Anne-Celeste had been missing since the previous autumn. Eight months after her disappearance, her family convinced me to hire a local Avocat, who drew up documents declaring her dead and which he then submitted to the local courts.
We sometimes would hear reports from local gendarmerie that Gustave the tradesman in this town, Félicité, a midwife in a nearby village, or an unnamed coachman passing through Gennes, had each seen a woman who they were convinced was Anne Celeste.
I remarried two years later, to Antoinette, the daughter of a wealthy merchant who owned a large winery in La Flèche. We were well-matched and she bore me two sons and a daughter. However, shortly after Général Leclerc-Vers had captured the chateau near Cunault, slaughtering 20 villagers in the process, Antoinette caught pneumonia and died after a few days of fever then falling into a coma.
I lived another twenty years, cared for by my loving children and vastly entertained by 10 or eleven grandchildren.

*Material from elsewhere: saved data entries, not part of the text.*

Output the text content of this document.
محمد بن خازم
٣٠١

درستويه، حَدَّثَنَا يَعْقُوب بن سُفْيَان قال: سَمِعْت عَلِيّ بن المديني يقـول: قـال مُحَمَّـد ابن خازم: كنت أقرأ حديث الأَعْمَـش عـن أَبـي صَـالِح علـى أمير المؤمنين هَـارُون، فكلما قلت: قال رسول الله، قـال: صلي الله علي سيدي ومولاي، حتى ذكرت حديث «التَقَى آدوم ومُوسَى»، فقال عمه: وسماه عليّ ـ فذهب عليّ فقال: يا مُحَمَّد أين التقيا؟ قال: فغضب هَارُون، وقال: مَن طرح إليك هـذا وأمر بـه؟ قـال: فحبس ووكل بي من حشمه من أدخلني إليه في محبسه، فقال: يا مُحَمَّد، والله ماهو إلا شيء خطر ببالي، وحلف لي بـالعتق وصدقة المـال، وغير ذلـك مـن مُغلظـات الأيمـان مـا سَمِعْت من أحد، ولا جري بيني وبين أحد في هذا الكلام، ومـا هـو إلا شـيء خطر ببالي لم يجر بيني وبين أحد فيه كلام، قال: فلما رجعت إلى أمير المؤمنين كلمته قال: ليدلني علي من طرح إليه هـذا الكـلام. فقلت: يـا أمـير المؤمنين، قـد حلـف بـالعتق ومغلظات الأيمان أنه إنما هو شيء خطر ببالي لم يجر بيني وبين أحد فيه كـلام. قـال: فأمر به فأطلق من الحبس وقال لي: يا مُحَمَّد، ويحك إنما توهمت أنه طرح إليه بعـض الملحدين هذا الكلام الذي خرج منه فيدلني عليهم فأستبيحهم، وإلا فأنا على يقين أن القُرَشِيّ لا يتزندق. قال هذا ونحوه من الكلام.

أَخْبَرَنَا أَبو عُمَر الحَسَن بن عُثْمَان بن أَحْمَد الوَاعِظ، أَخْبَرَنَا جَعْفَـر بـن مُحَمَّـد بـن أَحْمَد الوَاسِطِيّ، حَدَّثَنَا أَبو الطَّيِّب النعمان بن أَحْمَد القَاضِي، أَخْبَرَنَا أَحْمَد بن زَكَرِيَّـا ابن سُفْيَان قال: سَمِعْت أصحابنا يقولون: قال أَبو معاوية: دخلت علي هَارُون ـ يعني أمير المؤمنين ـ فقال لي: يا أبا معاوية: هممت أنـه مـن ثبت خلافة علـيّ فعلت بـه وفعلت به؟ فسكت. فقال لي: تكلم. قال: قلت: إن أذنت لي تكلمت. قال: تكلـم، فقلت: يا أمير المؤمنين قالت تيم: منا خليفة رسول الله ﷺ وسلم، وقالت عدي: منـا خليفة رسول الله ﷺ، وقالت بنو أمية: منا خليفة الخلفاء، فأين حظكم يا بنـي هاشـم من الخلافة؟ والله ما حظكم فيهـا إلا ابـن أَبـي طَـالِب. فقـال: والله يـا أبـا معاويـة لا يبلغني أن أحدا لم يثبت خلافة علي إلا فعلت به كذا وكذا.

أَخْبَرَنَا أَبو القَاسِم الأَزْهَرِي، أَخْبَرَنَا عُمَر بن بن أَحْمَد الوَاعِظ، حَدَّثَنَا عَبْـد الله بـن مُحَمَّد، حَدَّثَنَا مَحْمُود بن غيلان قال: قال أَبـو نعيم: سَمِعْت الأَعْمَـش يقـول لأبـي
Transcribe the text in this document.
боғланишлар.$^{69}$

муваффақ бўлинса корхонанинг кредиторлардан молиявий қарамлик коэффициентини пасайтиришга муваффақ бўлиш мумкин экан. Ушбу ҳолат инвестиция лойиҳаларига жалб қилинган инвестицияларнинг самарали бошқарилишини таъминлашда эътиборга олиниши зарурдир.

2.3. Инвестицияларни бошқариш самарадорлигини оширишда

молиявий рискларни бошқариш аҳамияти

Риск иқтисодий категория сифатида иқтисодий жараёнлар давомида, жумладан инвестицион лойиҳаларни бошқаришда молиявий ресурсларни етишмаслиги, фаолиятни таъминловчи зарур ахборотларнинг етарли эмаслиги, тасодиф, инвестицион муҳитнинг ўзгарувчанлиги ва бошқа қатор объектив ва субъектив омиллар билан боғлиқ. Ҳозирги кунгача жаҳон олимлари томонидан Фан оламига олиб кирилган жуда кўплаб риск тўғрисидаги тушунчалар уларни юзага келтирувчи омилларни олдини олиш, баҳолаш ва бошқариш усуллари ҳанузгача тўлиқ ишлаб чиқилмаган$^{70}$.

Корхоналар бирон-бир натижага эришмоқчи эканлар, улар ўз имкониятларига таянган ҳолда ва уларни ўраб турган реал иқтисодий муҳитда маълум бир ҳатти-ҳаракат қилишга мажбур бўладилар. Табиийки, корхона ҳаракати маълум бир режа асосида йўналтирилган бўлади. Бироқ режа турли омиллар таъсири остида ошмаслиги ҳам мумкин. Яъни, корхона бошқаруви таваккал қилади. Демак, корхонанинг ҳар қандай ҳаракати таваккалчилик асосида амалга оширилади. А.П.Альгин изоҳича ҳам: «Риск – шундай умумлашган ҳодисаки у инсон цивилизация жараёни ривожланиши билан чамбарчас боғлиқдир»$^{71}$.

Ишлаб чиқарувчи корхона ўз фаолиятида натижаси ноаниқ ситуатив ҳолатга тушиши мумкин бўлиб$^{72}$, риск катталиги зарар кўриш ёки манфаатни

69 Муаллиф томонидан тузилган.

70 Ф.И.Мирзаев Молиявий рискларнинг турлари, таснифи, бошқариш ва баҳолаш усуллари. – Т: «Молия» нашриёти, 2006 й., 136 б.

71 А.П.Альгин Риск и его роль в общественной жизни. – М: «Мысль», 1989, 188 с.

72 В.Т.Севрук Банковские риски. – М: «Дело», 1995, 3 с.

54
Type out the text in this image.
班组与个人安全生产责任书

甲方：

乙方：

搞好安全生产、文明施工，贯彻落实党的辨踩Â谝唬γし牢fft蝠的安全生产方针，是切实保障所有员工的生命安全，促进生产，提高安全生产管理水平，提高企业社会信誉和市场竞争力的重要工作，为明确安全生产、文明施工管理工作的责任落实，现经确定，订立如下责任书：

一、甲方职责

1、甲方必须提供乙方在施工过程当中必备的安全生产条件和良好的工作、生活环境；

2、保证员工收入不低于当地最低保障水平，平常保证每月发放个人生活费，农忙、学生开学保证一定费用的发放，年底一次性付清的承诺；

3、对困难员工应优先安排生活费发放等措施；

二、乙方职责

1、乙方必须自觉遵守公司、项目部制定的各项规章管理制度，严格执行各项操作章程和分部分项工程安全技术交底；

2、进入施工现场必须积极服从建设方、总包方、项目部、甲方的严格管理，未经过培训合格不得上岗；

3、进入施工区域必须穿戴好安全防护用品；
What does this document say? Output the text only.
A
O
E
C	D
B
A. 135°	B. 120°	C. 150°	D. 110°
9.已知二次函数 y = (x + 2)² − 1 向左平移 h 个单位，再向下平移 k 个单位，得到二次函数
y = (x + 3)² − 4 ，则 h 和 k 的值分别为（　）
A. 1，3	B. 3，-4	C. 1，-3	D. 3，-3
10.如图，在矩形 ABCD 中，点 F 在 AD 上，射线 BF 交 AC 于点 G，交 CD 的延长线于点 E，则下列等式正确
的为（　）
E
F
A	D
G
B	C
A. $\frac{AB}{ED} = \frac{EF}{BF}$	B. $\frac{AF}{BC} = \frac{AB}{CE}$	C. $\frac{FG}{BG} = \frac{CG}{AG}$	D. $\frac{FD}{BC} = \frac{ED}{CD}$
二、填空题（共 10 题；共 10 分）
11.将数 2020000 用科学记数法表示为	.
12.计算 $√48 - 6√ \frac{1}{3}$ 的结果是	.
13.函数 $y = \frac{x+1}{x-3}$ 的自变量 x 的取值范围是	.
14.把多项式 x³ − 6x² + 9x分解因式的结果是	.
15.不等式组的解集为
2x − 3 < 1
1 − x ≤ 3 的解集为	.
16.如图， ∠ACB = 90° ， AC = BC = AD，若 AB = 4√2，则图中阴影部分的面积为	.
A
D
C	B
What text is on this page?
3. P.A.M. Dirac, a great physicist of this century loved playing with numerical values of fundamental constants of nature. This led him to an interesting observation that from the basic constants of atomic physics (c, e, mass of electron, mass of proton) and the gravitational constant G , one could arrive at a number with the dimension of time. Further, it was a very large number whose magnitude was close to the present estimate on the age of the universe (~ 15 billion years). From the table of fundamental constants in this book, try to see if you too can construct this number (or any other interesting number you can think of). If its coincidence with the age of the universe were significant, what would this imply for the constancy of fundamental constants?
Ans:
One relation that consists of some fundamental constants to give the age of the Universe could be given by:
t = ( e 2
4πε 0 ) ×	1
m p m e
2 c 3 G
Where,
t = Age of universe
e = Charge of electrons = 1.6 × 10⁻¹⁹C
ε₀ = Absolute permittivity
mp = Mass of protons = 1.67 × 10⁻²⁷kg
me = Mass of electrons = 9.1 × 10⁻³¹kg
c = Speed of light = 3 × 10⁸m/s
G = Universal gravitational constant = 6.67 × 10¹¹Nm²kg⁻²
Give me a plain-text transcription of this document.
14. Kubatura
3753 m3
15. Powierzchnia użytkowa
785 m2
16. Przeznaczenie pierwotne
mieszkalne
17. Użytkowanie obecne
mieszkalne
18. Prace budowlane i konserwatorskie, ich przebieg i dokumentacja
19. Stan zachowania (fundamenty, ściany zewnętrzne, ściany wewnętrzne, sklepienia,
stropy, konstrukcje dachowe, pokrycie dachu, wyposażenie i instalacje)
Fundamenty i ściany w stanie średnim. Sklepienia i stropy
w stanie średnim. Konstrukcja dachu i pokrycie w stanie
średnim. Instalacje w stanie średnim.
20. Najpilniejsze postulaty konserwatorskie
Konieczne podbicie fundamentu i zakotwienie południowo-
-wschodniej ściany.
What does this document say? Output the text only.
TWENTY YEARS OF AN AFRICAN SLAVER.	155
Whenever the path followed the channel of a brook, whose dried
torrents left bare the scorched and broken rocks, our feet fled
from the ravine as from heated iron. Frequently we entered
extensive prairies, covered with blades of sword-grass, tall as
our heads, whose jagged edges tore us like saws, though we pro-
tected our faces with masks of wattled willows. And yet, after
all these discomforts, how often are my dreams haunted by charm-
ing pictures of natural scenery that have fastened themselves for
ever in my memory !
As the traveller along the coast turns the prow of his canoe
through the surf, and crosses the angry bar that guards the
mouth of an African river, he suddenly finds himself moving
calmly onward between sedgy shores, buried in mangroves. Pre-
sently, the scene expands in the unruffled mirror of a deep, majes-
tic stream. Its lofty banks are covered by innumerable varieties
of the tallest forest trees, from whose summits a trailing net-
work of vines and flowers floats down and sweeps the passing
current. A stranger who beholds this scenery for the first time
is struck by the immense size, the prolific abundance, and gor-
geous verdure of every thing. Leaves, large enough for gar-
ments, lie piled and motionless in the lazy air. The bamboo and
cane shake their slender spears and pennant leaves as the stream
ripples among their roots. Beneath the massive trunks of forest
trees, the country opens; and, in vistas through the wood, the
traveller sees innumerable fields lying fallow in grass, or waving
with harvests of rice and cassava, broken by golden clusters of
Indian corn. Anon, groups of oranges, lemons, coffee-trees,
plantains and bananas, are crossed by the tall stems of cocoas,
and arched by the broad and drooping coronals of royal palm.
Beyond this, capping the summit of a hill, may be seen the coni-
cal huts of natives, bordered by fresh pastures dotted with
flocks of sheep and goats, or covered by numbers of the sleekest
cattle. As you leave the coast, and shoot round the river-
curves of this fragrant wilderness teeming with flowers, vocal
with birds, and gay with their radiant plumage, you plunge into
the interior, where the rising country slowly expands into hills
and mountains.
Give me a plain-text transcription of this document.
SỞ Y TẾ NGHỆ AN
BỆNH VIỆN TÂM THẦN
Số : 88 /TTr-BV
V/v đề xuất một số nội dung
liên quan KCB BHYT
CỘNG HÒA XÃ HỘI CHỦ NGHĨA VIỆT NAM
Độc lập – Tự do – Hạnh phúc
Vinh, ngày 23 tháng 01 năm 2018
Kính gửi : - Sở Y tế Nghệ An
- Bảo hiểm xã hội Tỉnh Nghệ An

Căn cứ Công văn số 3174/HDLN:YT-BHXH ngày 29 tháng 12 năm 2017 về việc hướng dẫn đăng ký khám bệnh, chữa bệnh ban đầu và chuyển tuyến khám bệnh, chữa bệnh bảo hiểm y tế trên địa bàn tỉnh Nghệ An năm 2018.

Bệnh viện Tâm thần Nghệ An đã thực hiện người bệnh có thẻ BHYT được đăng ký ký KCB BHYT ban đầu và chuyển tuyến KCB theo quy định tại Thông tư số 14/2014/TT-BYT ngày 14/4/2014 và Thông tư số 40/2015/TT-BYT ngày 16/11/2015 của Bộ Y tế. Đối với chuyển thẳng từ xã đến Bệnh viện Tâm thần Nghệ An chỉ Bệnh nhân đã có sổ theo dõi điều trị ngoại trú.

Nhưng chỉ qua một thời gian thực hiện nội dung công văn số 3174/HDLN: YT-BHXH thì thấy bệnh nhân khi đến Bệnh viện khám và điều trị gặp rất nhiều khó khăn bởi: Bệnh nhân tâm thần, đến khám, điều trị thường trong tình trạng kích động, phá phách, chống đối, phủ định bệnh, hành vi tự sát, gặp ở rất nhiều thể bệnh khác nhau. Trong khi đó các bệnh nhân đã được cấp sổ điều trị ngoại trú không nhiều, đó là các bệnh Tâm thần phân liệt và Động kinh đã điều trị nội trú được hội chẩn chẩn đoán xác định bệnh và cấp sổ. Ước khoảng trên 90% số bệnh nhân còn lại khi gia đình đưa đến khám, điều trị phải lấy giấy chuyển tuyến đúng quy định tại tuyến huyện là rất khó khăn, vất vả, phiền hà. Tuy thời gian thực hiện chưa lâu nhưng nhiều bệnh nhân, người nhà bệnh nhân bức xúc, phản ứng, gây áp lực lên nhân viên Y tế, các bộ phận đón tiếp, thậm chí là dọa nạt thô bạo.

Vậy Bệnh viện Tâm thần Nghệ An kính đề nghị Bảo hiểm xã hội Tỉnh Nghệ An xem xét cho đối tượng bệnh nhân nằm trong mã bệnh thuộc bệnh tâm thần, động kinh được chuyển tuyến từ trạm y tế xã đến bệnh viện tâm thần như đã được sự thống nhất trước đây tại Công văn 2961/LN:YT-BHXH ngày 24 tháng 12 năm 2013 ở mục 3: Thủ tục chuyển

I was happy of a sorts. I kept myself busy and was made Préfect of my town. Finally, death- who had stalked me often enough when I was a an officer of the cavalry- came to my door on a winter’s day in 1815. And with him came Anne-Celeste. She wore a muddy and tattered white dress, and was, remarkably, still the same age she had been when I last saw her- just shy of her twenty second birthday. She had come to apologise for her long absence and for worrying me so; it turns out she had drowned in the Loire, while picking morelles for my dinner. “They were your favourite,” she explained, taking my hand and leading me into a bank of white mist that was now enveloping our home on Rue Massiere.
I am buried alongside both my wives- and many of my family who came after me, in the small and charming cemetery at Les Rosiers Sur Loire.
We are all content to watch the villagers come and pay respect, year after year.